HI: Mental Health Care in Cambodia 4:00, 2018 (Ref: AS18851)

Description

Mental Health Care in Cambodia is in poor shape – but rapidly improving. There are just 40 psychiatrists in the country treating tens of thousands of patients.

KHMER ROUGE:

The people of Cambodia suffered immense trauma during the Khmer Rouge rule and are in desperate need of help to deal with the deep traumas that they suffered. But as recently as 1993, there wasn’t a single mental health professional in Cambodia to help with those who were not coping well with their past. During the Khmer Rouge rule, some 1.7 million people were killed. The survivors had to endure a devastated health system.

TRAINING SCHEME:

Then things changed, with support from the University of Oslo, the Cambodian Ministry of Health set up a mental health system from scratch. Now the Ministry is overseeing a mental health training programme and a clinic.

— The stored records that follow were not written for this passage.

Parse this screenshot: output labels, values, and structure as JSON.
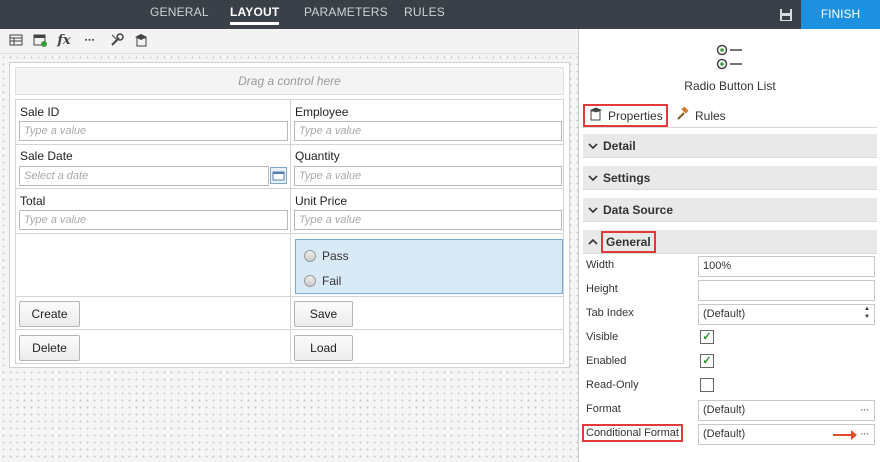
{
  "topbar": {
    "tabs": [
      {
        "label": "GENERAL"
      },
      {
        "label": "LAYOUT"
      },
      {
        "label": "PARAMETERS"
      },
      {
        "label": "RULES"
      }
    ],
    "active_tab": "LAYOUT",
    "finish_label": "FINISH"
  },
  "toolbar": {
    "icons": [
      "table-icon",
      "add-view-icon",
      "expression-icon",
      "more-icon",
      "tools-icon",
      "class-icon"
    ],
    "fx_glyph": "fx",
    "more_glyph": "▪▪▪"
  },
  "form": {
    "drag_placeholder": "Drag a control here",
    "fields": {
      "sale_id": {
        "label": "Sale ID",
        "placeholder": "Type a value"
      },
      "employee": {
        "label": "Employee",
        "placeholder": "Type a value"
      },
      "sale_date": {
        "label": "Sale Date",
        "placeholder": "Select a date"
      },
      "quantity": {
        "label": "Quantity",
        "placeholder": "Type a value"
      },
      "total": {
        "label": "Total",
        "placeholder": "Type a value"
      },
      "unit_price": {
        "label": "Unit Price",
        "placeholder": "Type a value"
      }
    },
    "radio_options": [
      "Pass",
      "Fail"
    ],
    "buttons": {
      "create": "Create",
      "save": "Save",
      "delete": "Delete",
      "load": "Load"
    }
  },
  "panel": {
    "control_name": "Radio Button List",
    "tabs": {
      "properties": "Properties",
      "rules": "Rules"
    },
    "sections": {
      "detail": "Detail",
      "settings": "Settings",
      "data_source": "Data Source",
      "general": "General"
    },
    "properties": {
      "width": {
        "label": "Width",
        "value": "100%"
      },
      "height": {
        "label": "Height",
        "value": ""
      },
      "tab_index": {
        "label": "Tab Index",
        "value": "(Default)"
      },
      "visible": {
        "label": "Visible",
        "checked": true
      },
      "enabled": {
        "label": "Enabled",
        "checked": true
      },
      "read_only": {
        "label": "Read-Only",
        "checked": false
      },
      "format": {
        "label": "Format",
        "value": "(Default)"
      },
      "conditional_format": {
        "label": "Conditional Format",
        "value": "(Default)"
      }
    },
    "check_glyph": "✓",
    "ellipsis": "···",
    "spin_up": "▲",
    "spin_down": "▼"
  },
  "colors": {
    "topbar": "#3a4048",
    "finish": "#1e90e0",
    "highlight": "#e03a3a",
    "radio_selection": "#d9eaf7"
  }
}
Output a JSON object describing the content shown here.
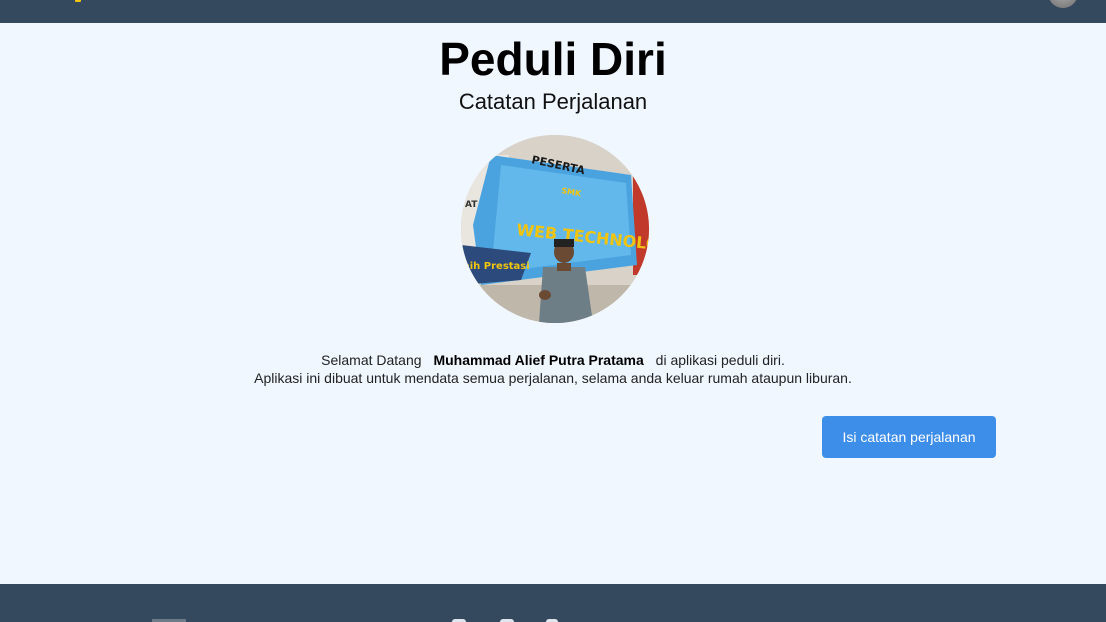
{
  "header": {
    "accent_color": "#f1c40f",
    "user_avatar": "user-avatar-icon"
  },
  "hero": {
    "title": "Peduli Diri",
    "subtitle": "Catatan Perjalanan",
    "photo": {
      "banner_line1": "PESERTA",
      "banner_line2": "SMK",
      "banner_line3": "WEB TECHNOLOGIES",
      "banner_bottom": "aih Prestasi",
      "banner_left": "AT"
    }
  },
  "welcome": {
    "prefix": "Selamat Datang",
    "user_name": "Muhammad Alief Putra Pratama",
    "suffix": "di aplikasi peduli diri.",
    "description": "Aplikasi ini dibuat untuk mendata semua perjalanan, selama anda keluar rumah ataupun liburan."
  },
  "actions": {
    "fill_journal_label": "Isi catatan perjalanan"
  },
  "colors": {
    "nav_bg": "#34495e",
    "page_bg": "#f0f7ff",
    "button_bg": "#3d8ee8"
  }
}
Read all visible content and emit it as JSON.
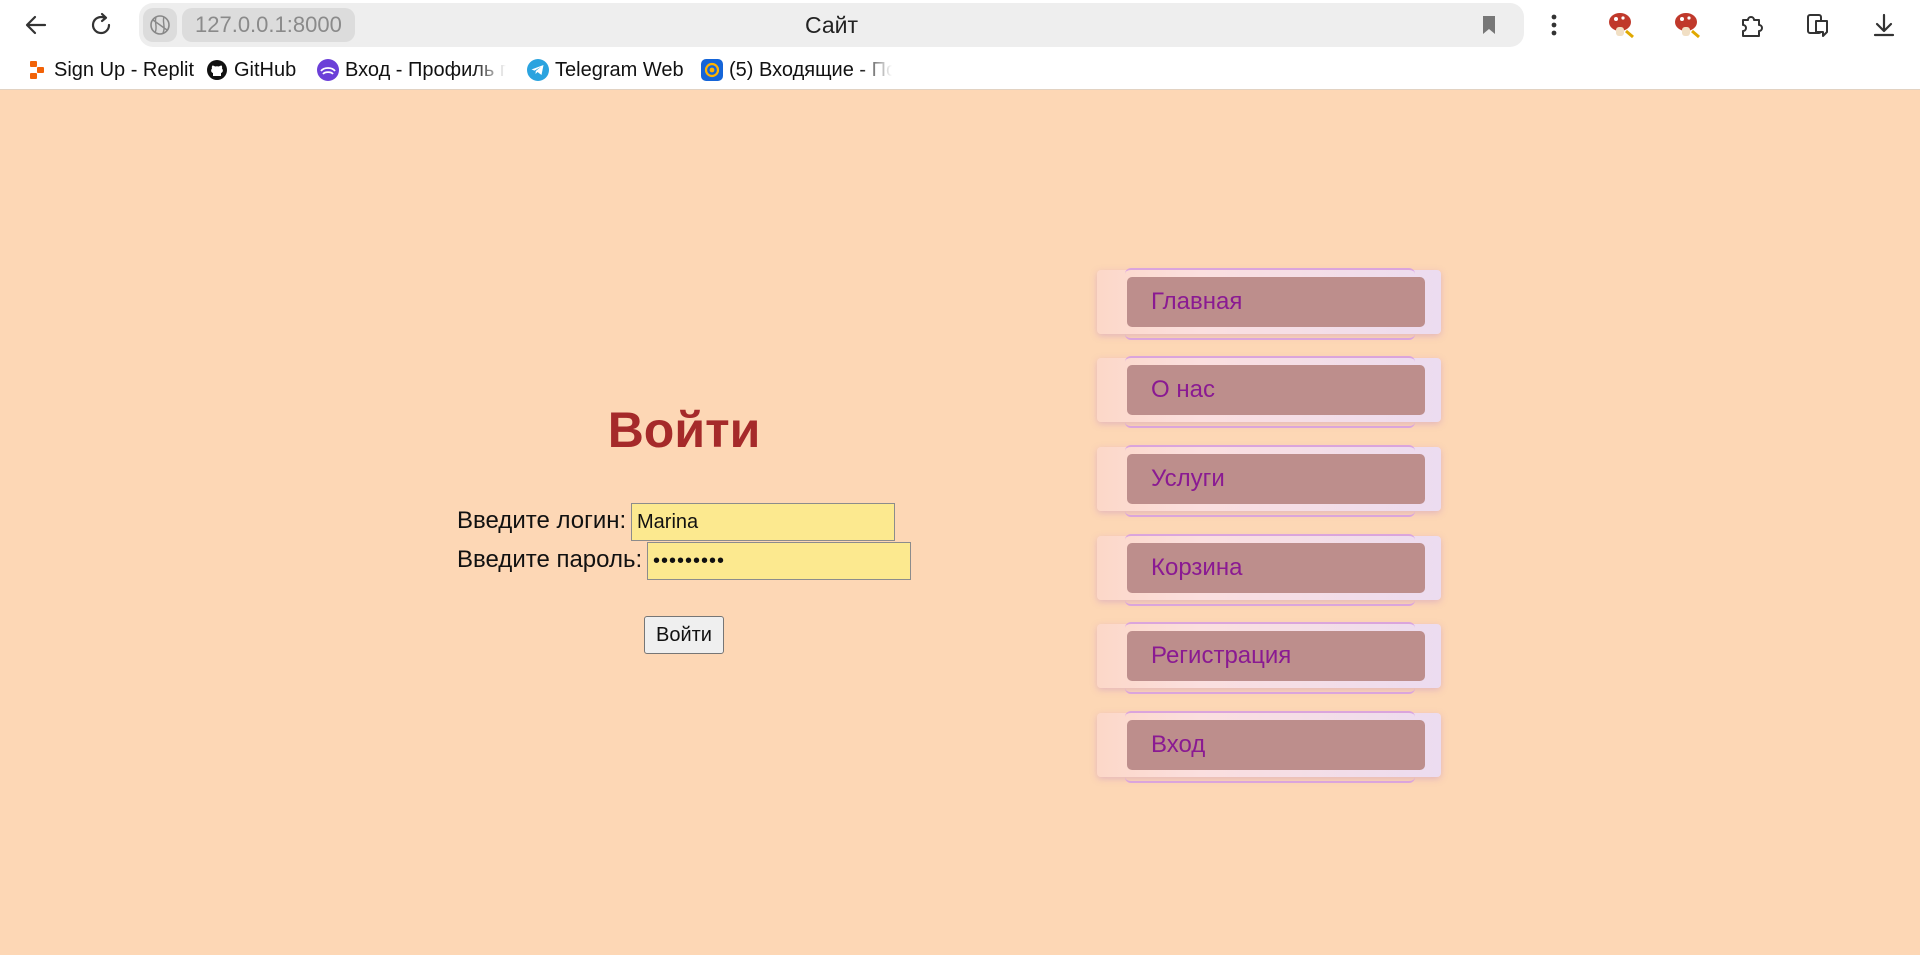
{
  "browser": {
    "url": "127.0.0.1:8000",
    "tab_title": "Сайт",
    "bookmarks": [
      {
        "label": "Sign Up - Replit",
        "icon": "replit-icon"
      },
      {
        "label": "GitHub",
        "icon": "github-icon"
      },
      {
        "label": "Вход - Профиль п",
        "icon": "profile-icon"
      },
      {
        "label": "Telegram Web",
        "icon": "telegram-icon"
      },
      {
        "label": "(5) Входящие - По",
        "icon": "mail-icon"
      }
    ]
  },
  "login": {
    "title": "Войти",
    "login_label": "Введите логин:",
    "login_value": "Marina",
    "password_label": "Введите пароль:",
    "password_value": "•••••••••",
    "submit_label": "Войти"
  },
  "nav": {
    "items": [
      {
        "label": "Главная"
      },
      {
        "label": "О нас"
      },
      {
        "label": "Услуги"
      },
      {
        "label": "Корзина"
      },
      {
        "label": "Регистрация"
      },
      {
        "label": "Вход"
      }
    ]
  },
  "colors": {
    "page_background": "#fdd7b5",
    "title": "#a52a2a",
    "input_background": "#fce98f",
    "nav_link_background": "#bd8e8c",
    "nav_link_text": "#8a1a92"
  }
}
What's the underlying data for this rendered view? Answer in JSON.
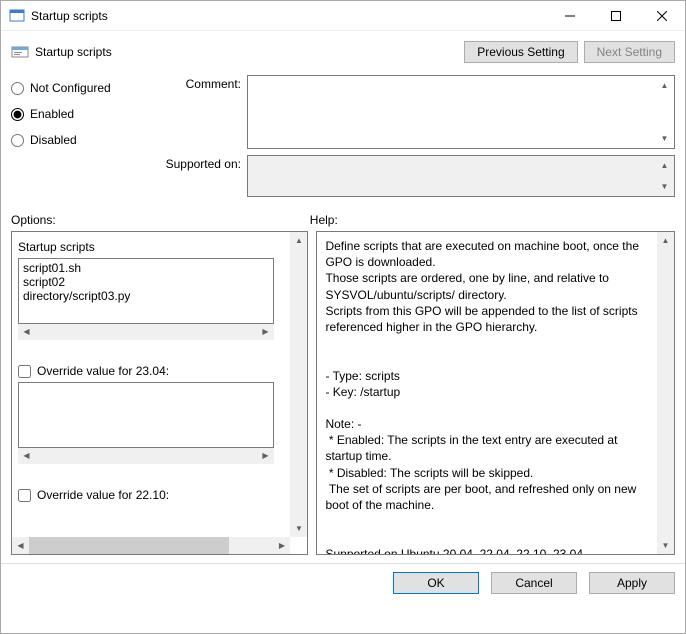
{
  "window": {
    "title": "Startup scripts"
  },
  "subheader": {
    "title": "Startup scripts",
    "prev_button": "Previous Setting",
    "next_button": "Next Setting",
    "next_disabled": true
  },
  "state": {
    "not_configured": "Not Configured",
    "enabled": "Enabled",
    "disabled": "Disabled",
    "selected": "enabled"
  },
  "comment": {
    "label": "Comment:",
    "value": ""
  },
  "supported": {
    "label": "Supported on:",
    "value": ""
  },
  "options_label": "Options:",
  "help_label": "Help:",
  "options": {
    "block1": {
      "title": "Startup scripts",
      "items": [
        "script01.sh",
        "script02",
        "directory/script03.py"
      ]
    },
    "override1": {
      "label": "Override value for 23.04:",
      "checked": false,
      "value": ""
    },
    "override2": {
      "label": "Override value for 22.10:",
      "checked": false
    }
  },
  "help": {
    "text": "Define scripts that are executed on machine boot, once the GPO is downloaded.\nThose scripts are ordered, one by line, and relative to SYSVOL/ubuntu/scripts/ directory.\nScripts from this GPO will be appended to the list of scripts referenced higher in the GPO hierarchy.\n\n\n- Type: scripts\n- Key: /startup\n\nNote: -\n * Enabled: The scripts in the text entry are executed at startup time.\n * Disabled: The scripts will be skipped.\n The set of scripts are per boot, and refreshed only on new boot of the machine.\n\n\nSupported on Ubuntu 20.04, 22.04, 22.10, 23.04."
  },
  "footer": {
    "ok": "OK",
    "cancel": "Cancel",
    "apply": "Apply"
  }
}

In this film we meet some of the graduates from the scheme and also some of their patients and find out what sort of problems they are facing.

MASSIVE TASK:

Professor Thida was in the second class of graduates. And she’s not short of work. Each morning at the Khmer Soviet Friendship Hospital in Phnom Penh ten psychiatrists have to cope with the crowds of patients and their relatives. The clinic is the largest of its kind in Cambodia. Yet the patients keep on coming. Tens of thousands of patients are seen each year. But to serve a population of over fourteen million people there are still just 40 psychiatrists.

The programme has a long way to go but at least some help is being given and the system is improving every day.